When a brand hires an influencer, the content created belongs to the influencer, not the brand, and should be treated as such, said Gabe Mederos, who works in social media and PR at Telus. Brands can offer guidelines, but when they try to control the messaging, it ends up coming off stiff and inauthentic, Mederos said.
He listed the telecom’s recent “The Giving Effect” campaign as an example. Initially, the company met with its agency and came up with concepts for the influencers it was working with (including panelist and blogger Casie Stewart) to create. Then his team met one-on-one with the influencers and asked them for input. What they brought to the table, he said, was a better fit for both parties than what Telus had planned, and ultimately made for a better showcase of the brand.
— CASIE STEWART (@casiestewart) June 1, 2016
Handing over the reins to a brand can be a difficult proposition, especially for marketing and legal teams used to controlling the message.
When Telus first started working with influencers, its marketing team had some reservations. There was an expectation they’d be able to tell the influencers what to say, but, as Mederos and his team explained, this kind of marketing requires giving up some control.

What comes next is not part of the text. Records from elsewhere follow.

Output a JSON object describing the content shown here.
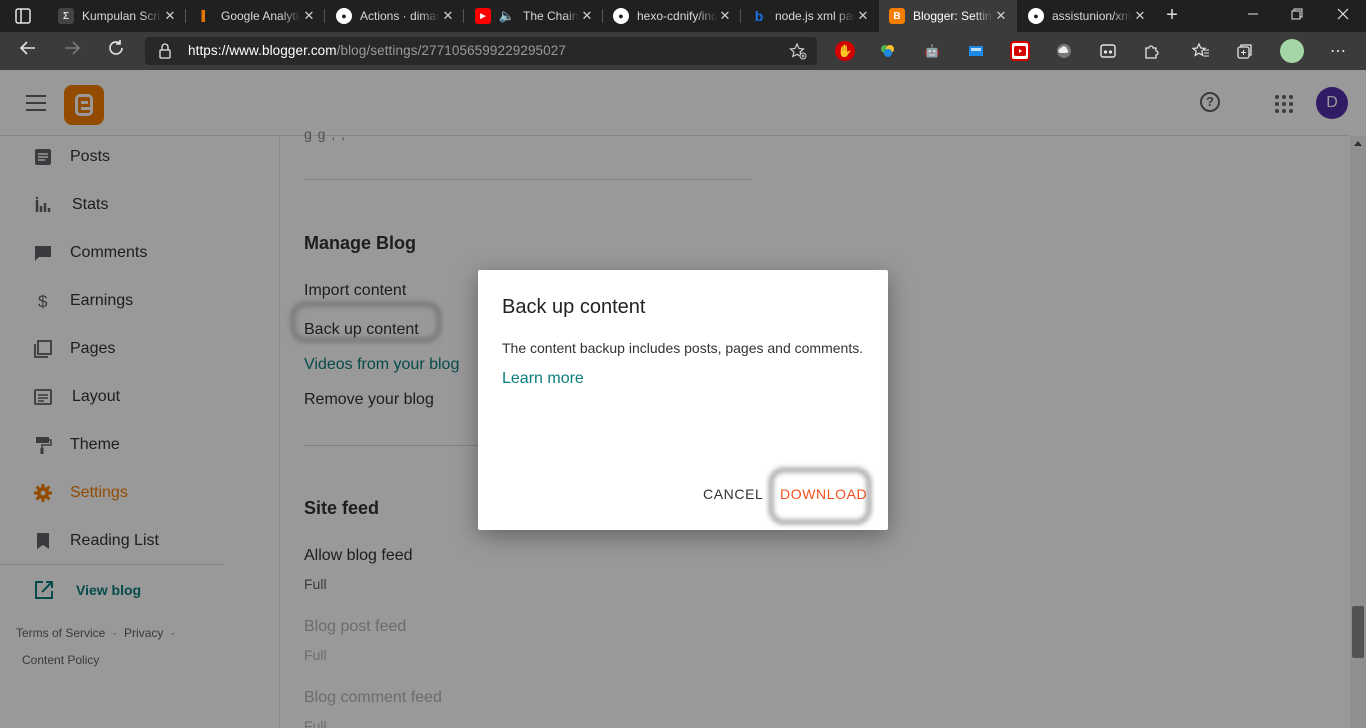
{
  "browser": {
    "tabs": [
      {
        "title": "Kumpulan Script",
        "favicon": "Σ",
        "color": "#5a5a5a"
      },
      {
        "title": "Google Analytics",
        "favicon": "▌",
        "color": "#e37400"
      },
      {
        "title": "Actions · dimaslanjaka",
        "favicon": "●",
        "color": "#ffffff"
      },
      {
        "title": "The Chainsmokers",
        "favicon": "▶",
        "color": "#ff0000"
      },
      {
        "title": "hexo-cdnify/index",
        "favicon": "●",
        "color": "#ffffff"
      },
      {
        "title": "node.js xml parse",
        "favicon": "b",
        "color": "#1a73e8"
      },
      {
        "title": "Blogger: Settings",
        "favicon": "B",
        "color": "#f57d00"
      },
      {
        "title": "assistunion/xml",
        "favicon": "●",
        "color": "#ffffff"
      }
    ],
    "close_glyph": "✕",
    "url_host": "https://www.blogger.com",
    "url_path": "/blog/settings/2771056599229295027"
  },
  "app": {
    "avatar_letter": "D",
    "help_glyph": "?",
    "sidebar": {
      "items": [
        {
          "label": "Posts",
          "icon": "posts-icon"
        },
        {
          "label": "Stats",
          "icon": "stats-icon"
        },
        {
          "label": "Comments",
          "icon": "comments-icon"
        },
        {
          "label": "Earnings",
          "icon": "dollar-icon"
        },
        {
          "label": "Pages",
          "icon": "pages-icon"
        },
        {
          "label": "Layout",
          "icon": "layout-icon"
        },
        {
          "label": "Theme",
          "icon": "paint-roller-icon"
        },
        {
          "label": "Settings",
          "icon": "gear-icon"
        },
        {
          "label": "Reading List",
          "icon": "bookmark-icon"
        }
      ],
      "view_blog": "View blog",
      "footer": {
        "terms": "Terms of Service",
        "privacy": "Privacy",
        "dot": "·",
        "content_policy": "Content Policy"
      }
    },
    "main": {
      "manage_blog": {
        "title": "Manage Blog",
        "import": "Import content",
        "backup": "Back up content",
        "videos": "Videos from your blog",
        "remove": "Remove your blog"
      },
      "site_feed": {
        "title": "Site feed",
        "allow_blog_feed": "Allow blog feed",
        "allow_blog_feed_value": "Full",
        "blog_post_feed": "Blog post feed",
        "blog_post_feed_value": "Full",
        "blog_comment_feed": "Blog comment feed",
        "blog_comment_feed_value": "Full"
      }
    },
    "dialog": {
      "title": "Back up content",
      "body": "The content backup includes posts, pages and comments.",
      "learn_more": "Learn more",
      "cancel": "CANCEL",
      "download": "DOWNLOAD"
    },
    "colors": {
      "brand": "#f57d00",
      "link": "#0b7c7c",
      "download": "#f4511e"
    }
  }
}
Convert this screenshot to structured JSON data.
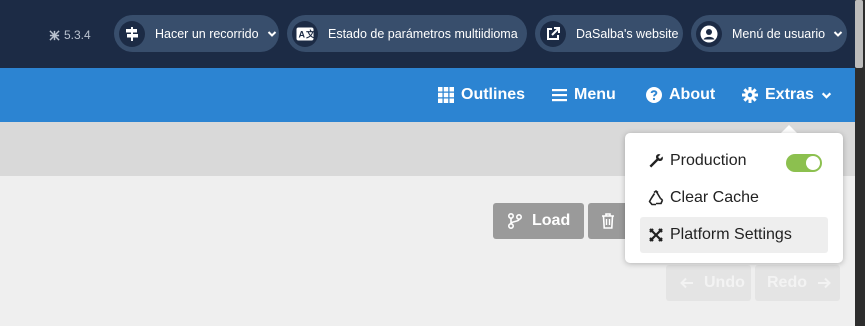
{
  "header": {
    "version": "5.3.4",
    "tour_label": "Hacer un recorrido",
    "multilang_label": "Estado de parámetros multiidioma",
    "website_label": "DaSalba's website",
    "user_menu_label": "Menú de usuario"
  },
  "toolbar": {
    "outlines": "Outlines",
    "menu": "Menu",
    "about": "About",
    "extras": "Extras"
  },
  "actions": {
    "load": "Load",
    "undo": "Undo",
    "redo": "Redo"
  },
  "extras_menu": {
    "production": "Production",
    "production_enabled": true,
    "clear_cache": "Clear Cache",
    "platform_settings": "Platform Settings"
  },
  "colors": {
    "header_bg": "#1c2b45",
    "toolbar_bg": "#2c84d2",
    "toggle_on": "#8cc04f"
  }
}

“The reality is we’re not going to censor [influencers]” Mederos said. “We’re picking the influencers who have a relationship with our brand and if there’s concern what they post will be controversial or off-brand maybe we should reevaluate that relationship.”
Outside the marketing department, influencer marketing also requires getting legal on side. When Playtex Baby Canada started working with influencers, the brand’s associate brand manager, Kayleigh Dunn, said her team had to work closely with the company’s lawyers and educate them about what working with influencers requires.
The legal team was used to handing over hefty documents with constrictive rules about what can and can’t be said about the brand. Concerned dumping those rules on an influencer wouldn’t work, the company instead came up with a streamlined set of 10 do’s and don’ts to pass on to influencers it works with.
By finding a middle ground, Playtex was able to protect its brand while also tapping into influencers’ creativity and allowing them to speak in their own voice.
Here are three tips for influencer programs from the panel:
It’s not all about reach
When working with influencers, brands often go after those with the highest follower count or the largest subscriber base. The problem with this is twofold: first, brands should be looking for the right influencers, not necessarily the most popular ones. What matters most is the influencer fits with your brand – if they don’t, they won’t be able to get your message across. Second, in the influencer space, marketers should aim for engagement, not just views. If an influencer has thousands of views on a sponsored video, but no one is commenting or liking it, no one is engaging with the brand.
Negative sentiment isn’t always bad
Marketers are wary of anyone speaking ill of their brand, but Dunn has a different view of negative sentiment on social media. Instead of looking at negative comments as a hinderance, she said she sees them as an opportunity. Unless you know what problems consumers have with your company, how can you change for the better?
Influencer marketing is like dating
Melissa Shadd, one half of the blog Vanessa and Melissa, compared influencer marketing to dating. In the dating world, you have to date around before you find a relationship that feels right – and the same goes for influencer marketing. Influencers, Shadd said, should go through a courting period with brands before they start to work together to see whether the relationship feels right and whether the influencer’s audience will respond to the products the brand is promoting.